London Member on Duty during Bombings

    “London Member on Duty during Bombings,” Liahona, Dec. 2005, N5

    London Member on Duty during Bombings

    William Holder was on duty as a police officer in London on July 6 when England won the bid for the 2012 Summer Olympic Games. The streets of London were filled with thousands of people celebrating. It was pandemonium for police.

    Then, less than 24 hours later, Brother Holder was on duty again. Now, however, he dealt with a different type of pandemonium—terrorists had attacked his city.

    Nothing could have prepared him for what he saw—people running out of the Aldgate subway station in terrible shock; some were injured, others were screaming for family. Steps away, Brother Holder of the Gravesend Ward, Canterbury England Stake, realized he was one of the first emergency personnel on the scene of a terrorist attack.

    “You are on auto pilot. You do your job,” he said. “It is human to human. It doesn’t matter who they are, you just want to take away their pain.”

    No members or missionaries were injured when bombs exploded on three London underground subway trains in a coordinated attack on July 7. At least 56 people died in the blasts, which injured an additional 700 people—dozens seriously—and took place within a 50-second period during the morning rush hour. A fourth bomb went off 57 minutes later on one of the city’s red doubledecker buses.

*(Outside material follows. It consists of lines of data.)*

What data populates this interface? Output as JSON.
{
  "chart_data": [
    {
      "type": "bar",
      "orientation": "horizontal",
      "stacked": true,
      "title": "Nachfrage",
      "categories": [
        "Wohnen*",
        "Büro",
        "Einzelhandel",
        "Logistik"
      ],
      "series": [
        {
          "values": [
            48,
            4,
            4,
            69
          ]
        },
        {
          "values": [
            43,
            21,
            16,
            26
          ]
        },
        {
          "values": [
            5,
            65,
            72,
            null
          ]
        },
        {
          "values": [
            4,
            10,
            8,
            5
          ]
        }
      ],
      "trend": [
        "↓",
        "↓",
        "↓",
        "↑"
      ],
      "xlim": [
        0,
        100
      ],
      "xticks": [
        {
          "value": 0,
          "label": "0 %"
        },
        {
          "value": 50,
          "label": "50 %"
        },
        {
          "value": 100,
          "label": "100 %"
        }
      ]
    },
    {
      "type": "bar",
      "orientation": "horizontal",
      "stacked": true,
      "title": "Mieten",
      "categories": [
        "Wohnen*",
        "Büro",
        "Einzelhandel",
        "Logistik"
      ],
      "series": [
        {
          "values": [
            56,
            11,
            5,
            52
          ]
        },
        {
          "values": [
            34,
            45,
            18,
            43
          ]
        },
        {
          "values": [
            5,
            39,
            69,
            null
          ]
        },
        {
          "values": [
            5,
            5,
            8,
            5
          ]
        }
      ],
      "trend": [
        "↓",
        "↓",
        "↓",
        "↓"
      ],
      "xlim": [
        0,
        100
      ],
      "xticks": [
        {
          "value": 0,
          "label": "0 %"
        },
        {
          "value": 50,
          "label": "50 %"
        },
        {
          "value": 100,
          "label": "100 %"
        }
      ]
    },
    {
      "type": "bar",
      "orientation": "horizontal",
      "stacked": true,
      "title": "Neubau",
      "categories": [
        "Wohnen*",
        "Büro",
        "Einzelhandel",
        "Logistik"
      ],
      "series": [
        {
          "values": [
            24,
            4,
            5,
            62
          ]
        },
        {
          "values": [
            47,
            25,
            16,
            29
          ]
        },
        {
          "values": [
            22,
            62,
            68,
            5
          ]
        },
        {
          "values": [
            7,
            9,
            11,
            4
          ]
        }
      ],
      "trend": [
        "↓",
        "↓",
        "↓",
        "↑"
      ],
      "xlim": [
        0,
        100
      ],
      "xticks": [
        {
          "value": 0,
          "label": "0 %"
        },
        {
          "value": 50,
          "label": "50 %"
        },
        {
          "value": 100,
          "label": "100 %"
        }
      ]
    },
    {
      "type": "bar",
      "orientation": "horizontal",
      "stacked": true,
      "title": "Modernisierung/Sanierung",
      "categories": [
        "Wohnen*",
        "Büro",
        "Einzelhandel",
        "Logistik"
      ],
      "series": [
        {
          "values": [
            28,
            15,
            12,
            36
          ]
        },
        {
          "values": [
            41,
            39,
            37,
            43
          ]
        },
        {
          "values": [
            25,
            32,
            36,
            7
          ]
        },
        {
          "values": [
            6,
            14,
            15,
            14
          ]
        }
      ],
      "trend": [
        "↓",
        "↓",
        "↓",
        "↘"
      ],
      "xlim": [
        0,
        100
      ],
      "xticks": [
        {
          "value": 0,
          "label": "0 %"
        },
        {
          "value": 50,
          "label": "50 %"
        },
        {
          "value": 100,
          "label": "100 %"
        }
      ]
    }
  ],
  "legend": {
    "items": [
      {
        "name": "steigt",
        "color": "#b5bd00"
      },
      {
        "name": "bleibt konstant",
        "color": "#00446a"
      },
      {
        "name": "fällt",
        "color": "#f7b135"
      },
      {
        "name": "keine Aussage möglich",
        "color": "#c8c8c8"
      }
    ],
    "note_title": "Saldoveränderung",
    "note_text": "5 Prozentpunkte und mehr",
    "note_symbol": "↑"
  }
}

    The terrorist attacks were the deadliest in London since World War II. In response to the atrocity, the Church is making a donation to a victims’ fund set up by London mayor Ken Livingstone and the British Red Cross.

    “It is not until you can look back on it that you are able to comprehend the sheer horror of it,” said Brother Holder. “At the time you just do what you were meant to do: be calm and professional and get on with it.”

    During the next several days, Brother Holder worked extra hours. In quiet moments, however, he remembered a priesthood blessing he had received years earlier. The blessing said in his career he could be as a lighthouse, that people would come to him for direction and that he would be calm.

    He has felt the Lord’s hand guiding him in his work. “I felt peace inside, but also sadness at the same time,” he explained.

    Still, Brother Holder said he sees daily reminders of the event: closed subway stations and an increased police presence on the streets of London. It is hard, he added, to escape the memories of the event.

    Adapted from Church News, July 23, 2005.